Electronic Thesis and Dissertation Repository

Thesis Format

Integrated Article


Master of Science




Macfie, Sheila M.


Cadmium (Cd) is non-essential and toxic. Sulfur (S) addition to contaminated soils reduces Cd toxicity in rice and corn. I aimed to determine the underlying mechanisms by which S reduces Cd toxicity in hydroponically- and soil-grown soybean. In the presence of Cd, plant biomass was reduced by ~20%, Cd accumulated up to 45 μg/g in roots and 15 μg/g shoots, and concentrations of Cd chelators increased by more than 10-fold. Addition of S to Cd- treated plants had no effect on plant biomass, concentrations of Cd in roots and shoots, or vacuolar Cd sequestration in the root cortex. While additional S visibly altered Cd localization in the roots, it had no effect on altering Cd concentration in root plaque. Additional S in the presence of Cd resulted in a 0- to 1.5-fold increase in Cd chelator concentrations; however, addition of S to alleviate Cd toxicity has no benefit in soybean.

Summary for Lay Audience

Cadmium (Cd) concentrations are increasing globally in agricultural soils due to anthropogenic contamination. Although it is a non-essential element, Cd can inhibit plant growth and pose a health risk to consumers. Sulfur (S) addition to Cd-contaminated soils can reduce Cd toxicity in rice and corn. Additional S might enhance the formation of an insoluble plaque (layers of oxidized compounds) on the root surface. Binding of Cd ions to the plaque would reduce Cd uptake. Increased availability of S may also increase the production of S- containing molecules called chelators that bind to and keep Cd within plant cells.

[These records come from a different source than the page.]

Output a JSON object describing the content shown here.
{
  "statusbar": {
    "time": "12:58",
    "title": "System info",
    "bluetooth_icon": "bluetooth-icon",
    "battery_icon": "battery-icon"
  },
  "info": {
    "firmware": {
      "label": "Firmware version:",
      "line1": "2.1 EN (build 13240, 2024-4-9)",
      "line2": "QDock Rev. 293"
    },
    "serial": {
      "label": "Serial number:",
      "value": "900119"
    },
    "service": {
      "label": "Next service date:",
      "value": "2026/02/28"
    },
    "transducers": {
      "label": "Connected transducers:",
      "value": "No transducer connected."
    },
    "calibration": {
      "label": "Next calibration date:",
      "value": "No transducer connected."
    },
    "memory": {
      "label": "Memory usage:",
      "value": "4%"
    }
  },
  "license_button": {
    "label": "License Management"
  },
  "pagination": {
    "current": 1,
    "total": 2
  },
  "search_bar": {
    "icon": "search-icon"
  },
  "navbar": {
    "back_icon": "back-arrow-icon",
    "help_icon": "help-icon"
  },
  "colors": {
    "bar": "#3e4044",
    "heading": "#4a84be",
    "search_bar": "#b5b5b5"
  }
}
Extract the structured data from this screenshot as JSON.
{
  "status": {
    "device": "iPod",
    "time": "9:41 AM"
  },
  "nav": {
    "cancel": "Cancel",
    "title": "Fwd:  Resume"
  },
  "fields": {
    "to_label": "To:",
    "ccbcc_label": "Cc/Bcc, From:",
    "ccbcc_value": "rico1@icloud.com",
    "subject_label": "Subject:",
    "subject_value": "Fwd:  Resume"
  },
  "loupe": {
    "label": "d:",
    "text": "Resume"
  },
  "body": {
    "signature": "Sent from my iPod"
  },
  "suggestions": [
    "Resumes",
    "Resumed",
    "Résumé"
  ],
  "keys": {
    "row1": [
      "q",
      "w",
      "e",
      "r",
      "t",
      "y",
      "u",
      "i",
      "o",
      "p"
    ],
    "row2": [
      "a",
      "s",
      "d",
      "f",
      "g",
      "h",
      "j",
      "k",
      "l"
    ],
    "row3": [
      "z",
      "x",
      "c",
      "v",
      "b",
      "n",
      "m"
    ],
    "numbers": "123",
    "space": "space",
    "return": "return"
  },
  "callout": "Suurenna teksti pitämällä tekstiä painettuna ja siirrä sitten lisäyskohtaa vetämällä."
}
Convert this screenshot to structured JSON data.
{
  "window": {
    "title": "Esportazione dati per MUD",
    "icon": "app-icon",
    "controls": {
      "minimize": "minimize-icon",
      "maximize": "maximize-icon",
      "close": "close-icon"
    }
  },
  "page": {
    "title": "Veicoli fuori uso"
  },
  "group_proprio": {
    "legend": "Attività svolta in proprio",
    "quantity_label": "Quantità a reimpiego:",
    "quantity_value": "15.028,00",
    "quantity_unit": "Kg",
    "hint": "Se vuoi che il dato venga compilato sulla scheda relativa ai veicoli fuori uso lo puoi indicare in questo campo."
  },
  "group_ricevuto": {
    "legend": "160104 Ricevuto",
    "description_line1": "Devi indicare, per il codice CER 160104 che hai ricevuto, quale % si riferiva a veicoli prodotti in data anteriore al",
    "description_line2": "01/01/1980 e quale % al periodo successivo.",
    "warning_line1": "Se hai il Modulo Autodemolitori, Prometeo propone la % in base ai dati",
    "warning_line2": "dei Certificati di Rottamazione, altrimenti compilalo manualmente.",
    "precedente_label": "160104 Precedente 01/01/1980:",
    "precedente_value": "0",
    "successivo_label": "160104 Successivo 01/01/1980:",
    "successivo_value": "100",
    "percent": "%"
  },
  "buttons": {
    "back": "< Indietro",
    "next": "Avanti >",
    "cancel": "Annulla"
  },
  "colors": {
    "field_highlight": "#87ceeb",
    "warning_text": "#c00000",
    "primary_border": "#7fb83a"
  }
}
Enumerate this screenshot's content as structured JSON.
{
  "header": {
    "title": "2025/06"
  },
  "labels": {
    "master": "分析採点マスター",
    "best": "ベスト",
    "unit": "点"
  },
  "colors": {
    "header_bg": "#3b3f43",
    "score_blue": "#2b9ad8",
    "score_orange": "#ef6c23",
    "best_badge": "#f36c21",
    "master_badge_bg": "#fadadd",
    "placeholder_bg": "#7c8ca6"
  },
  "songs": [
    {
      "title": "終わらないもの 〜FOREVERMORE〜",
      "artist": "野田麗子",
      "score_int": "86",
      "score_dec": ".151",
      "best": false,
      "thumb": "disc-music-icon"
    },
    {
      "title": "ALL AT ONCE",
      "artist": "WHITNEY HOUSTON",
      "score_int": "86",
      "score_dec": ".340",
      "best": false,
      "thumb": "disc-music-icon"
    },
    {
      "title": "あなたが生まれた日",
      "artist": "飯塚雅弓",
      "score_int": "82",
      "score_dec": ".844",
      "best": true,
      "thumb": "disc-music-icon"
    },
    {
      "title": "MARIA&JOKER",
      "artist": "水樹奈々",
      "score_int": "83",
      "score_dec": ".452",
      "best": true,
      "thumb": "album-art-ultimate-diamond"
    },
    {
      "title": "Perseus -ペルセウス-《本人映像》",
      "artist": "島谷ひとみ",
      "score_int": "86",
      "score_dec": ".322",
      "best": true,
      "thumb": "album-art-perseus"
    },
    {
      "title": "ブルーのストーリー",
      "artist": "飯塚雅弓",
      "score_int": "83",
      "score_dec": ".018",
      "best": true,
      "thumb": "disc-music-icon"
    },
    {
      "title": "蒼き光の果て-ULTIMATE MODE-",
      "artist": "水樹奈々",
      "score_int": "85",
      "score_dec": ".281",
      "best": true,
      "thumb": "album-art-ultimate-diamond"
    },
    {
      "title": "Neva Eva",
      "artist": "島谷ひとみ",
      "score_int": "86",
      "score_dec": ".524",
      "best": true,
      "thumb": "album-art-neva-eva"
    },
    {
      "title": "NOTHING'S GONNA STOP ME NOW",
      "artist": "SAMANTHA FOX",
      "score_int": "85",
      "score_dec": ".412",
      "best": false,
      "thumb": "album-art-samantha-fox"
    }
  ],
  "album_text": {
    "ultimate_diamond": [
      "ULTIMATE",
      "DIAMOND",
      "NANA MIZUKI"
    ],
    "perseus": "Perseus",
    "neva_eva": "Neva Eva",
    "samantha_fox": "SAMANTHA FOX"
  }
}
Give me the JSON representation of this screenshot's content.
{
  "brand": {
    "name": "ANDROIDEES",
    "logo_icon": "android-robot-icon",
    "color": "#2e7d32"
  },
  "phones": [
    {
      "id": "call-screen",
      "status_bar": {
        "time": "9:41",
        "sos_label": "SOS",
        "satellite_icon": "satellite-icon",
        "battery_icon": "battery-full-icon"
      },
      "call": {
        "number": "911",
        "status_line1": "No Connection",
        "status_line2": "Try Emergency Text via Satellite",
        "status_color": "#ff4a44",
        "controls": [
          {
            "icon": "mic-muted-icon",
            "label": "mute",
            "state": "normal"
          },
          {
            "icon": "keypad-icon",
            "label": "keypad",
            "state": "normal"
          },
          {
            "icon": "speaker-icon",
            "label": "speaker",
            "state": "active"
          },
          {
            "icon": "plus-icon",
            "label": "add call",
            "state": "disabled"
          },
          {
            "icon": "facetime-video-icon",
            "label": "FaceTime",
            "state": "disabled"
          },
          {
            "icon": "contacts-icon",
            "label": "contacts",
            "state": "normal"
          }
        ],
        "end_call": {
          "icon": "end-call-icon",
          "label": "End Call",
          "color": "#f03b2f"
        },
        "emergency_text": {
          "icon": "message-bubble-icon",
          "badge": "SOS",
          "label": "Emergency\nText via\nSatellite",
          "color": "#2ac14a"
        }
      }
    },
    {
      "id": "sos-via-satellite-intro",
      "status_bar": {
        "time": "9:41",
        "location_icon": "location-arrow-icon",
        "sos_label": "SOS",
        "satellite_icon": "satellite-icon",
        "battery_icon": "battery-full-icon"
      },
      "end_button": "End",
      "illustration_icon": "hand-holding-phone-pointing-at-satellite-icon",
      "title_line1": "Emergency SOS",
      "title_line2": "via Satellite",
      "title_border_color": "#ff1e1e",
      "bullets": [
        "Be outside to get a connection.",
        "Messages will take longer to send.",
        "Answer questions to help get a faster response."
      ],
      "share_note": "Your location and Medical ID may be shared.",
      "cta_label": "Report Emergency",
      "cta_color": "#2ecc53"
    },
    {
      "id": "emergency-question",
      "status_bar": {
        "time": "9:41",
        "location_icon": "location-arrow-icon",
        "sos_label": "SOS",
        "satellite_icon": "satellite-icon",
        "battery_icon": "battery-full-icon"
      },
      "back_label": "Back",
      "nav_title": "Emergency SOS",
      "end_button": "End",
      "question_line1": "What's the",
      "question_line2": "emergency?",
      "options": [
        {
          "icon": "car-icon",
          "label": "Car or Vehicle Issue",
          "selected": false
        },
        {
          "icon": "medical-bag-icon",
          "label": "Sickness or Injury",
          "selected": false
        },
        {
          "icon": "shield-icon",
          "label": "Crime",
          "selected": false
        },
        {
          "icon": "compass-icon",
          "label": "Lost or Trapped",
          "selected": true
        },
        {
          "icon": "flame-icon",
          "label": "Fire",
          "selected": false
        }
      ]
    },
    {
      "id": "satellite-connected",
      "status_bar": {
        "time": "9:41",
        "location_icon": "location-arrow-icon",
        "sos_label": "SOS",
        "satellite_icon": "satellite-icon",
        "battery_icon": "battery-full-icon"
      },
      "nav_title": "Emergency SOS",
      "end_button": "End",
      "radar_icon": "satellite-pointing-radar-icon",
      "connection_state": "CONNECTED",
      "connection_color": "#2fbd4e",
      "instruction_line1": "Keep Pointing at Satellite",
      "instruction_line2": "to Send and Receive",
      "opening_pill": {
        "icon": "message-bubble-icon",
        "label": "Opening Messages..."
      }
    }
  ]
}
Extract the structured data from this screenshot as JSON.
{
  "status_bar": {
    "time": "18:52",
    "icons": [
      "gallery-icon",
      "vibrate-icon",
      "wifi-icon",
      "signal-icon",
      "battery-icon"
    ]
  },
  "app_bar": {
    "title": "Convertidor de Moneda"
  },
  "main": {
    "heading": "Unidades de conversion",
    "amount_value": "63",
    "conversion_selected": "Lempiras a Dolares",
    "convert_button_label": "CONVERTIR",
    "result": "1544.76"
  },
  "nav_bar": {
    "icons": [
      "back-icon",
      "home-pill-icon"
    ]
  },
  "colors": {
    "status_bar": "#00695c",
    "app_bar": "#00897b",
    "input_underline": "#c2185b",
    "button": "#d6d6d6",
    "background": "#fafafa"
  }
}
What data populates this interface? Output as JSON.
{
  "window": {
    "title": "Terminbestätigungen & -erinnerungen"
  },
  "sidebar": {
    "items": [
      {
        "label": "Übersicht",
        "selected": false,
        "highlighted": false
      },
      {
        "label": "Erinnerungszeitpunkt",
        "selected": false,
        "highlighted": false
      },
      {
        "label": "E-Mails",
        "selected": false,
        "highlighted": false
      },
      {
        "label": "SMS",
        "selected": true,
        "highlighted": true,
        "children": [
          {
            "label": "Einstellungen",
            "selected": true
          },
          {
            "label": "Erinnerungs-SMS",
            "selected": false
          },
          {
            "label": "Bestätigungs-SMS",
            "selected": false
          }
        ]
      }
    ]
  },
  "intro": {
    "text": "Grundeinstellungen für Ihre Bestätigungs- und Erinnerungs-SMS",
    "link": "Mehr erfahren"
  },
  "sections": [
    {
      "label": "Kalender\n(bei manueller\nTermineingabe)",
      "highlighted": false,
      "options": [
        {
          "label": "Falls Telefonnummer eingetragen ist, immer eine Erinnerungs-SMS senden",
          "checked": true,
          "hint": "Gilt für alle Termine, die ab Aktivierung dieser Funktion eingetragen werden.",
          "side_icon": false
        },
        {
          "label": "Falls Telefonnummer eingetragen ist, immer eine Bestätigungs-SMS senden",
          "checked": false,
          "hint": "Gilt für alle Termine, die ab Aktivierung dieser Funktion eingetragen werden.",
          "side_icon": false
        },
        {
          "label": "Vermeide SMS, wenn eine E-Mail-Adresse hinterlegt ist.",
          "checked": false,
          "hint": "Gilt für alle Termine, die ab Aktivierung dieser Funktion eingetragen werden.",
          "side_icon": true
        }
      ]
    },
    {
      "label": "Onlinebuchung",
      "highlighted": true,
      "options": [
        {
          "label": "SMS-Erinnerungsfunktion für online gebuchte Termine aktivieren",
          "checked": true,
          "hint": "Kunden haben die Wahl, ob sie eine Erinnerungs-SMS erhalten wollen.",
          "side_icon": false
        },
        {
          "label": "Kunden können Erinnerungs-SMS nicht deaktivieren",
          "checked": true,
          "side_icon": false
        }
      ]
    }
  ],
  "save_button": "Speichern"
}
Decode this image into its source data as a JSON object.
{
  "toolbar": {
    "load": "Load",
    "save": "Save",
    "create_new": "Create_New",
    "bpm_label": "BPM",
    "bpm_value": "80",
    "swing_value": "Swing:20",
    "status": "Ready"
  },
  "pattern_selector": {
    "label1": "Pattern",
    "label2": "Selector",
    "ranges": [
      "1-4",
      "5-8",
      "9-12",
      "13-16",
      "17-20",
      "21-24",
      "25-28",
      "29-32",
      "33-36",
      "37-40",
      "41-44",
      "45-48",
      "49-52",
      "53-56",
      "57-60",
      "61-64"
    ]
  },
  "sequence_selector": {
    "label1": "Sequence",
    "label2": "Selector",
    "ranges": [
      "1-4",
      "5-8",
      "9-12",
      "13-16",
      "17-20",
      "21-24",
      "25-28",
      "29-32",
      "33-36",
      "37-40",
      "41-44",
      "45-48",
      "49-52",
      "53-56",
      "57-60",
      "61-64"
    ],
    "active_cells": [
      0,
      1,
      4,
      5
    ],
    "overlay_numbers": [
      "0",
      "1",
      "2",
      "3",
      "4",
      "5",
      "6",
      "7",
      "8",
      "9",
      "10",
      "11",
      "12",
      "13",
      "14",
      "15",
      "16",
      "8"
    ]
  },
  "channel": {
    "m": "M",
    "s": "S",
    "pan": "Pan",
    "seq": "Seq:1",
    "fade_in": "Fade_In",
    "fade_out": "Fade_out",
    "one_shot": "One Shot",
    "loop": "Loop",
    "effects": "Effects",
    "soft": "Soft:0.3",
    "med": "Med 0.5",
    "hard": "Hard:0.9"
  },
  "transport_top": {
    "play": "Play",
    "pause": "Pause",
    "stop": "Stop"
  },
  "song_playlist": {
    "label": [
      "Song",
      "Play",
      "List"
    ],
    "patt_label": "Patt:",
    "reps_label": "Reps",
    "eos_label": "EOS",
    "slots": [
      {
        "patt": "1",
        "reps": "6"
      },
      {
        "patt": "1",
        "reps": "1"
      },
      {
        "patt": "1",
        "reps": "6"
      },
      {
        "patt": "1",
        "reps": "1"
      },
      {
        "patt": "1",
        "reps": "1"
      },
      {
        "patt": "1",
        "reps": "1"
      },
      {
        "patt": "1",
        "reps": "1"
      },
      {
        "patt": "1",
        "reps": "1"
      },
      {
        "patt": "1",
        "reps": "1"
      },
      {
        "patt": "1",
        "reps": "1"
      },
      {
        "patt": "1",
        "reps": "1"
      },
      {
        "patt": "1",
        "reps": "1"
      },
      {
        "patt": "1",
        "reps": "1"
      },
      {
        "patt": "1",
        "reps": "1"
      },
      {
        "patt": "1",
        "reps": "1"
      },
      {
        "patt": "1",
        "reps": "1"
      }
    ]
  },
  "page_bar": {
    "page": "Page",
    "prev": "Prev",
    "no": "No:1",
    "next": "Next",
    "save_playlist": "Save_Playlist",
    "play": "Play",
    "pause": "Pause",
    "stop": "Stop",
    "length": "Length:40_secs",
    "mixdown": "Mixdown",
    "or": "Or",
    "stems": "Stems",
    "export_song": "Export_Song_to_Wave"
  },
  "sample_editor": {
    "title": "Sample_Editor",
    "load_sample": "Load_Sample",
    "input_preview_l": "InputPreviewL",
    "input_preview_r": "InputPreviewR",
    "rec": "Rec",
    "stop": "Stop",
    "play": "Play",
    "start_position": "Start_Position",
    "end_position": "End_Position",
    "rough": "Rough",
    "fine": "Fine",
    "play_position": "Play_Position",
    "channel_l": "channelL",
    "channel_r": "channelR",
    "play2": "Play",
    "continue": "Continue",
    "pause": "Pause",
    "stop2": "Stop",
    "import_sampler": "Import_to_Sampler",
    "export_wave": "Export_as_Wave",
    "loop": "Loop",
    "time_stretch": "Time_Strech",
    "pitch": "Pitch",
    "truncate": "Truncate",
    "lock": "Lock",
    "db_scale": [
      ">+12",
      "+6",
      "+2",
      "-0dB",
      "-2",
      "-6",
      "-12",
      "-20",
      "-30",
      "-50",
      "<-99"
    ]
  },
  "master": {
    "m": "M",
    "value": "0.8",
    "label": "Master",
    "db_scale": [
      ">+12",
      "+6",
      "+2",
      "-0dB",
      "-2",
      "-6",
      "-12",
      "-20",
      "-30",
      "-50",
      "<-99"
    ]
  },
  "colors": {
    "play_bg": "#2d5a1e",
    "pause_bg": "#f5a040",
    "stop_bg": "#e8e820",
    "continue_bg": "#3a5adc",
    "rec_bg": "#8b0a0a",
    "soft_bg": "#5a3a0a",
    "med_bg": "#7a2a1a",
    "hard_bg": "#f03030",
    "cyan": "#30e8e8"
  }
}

I designed this study to determine the underlying mechanisms behind reduction of Cd toxicity due to S addition in soybean. My specific objectives were to determine if S addition will reduce Cd toxicity by causing increased binding of Cd to the root plaque, decreased Cd uptake, increased chelator production, and increased accumulation of Cd in root cells. Hydroponic and soil experiments were performed.

As expected, biomass of soybean plants was reduced in response to Cd and the concentrations of chelators in roots and leaves increased at least 10-fold. In contrast to results of similar experiments on rice and corn, additional S did not reduce Cd toxicity in soybean, nor did it reduce the concentration of Cd in roots or shoots or cause accumulation of Cd on or in root cells. Additional S did visibly alter Cd localization in the roots but did not alter the concentration of Cd bound to the root plaque. Additional S also resulted in a 0 to 1.5-fold increase in some chelators but the pattern was not consistent with S dose.

Based on the findings of this study it can be concluded that addition of S in the presence of Cd does not reduce toxicity of Cd in soybean as it does in rice and corn. These results would best be applied by agronomists to prevent misconceptions about the benefits of additional S on reducing Cd uptake and toxicity in crop species such as soybean.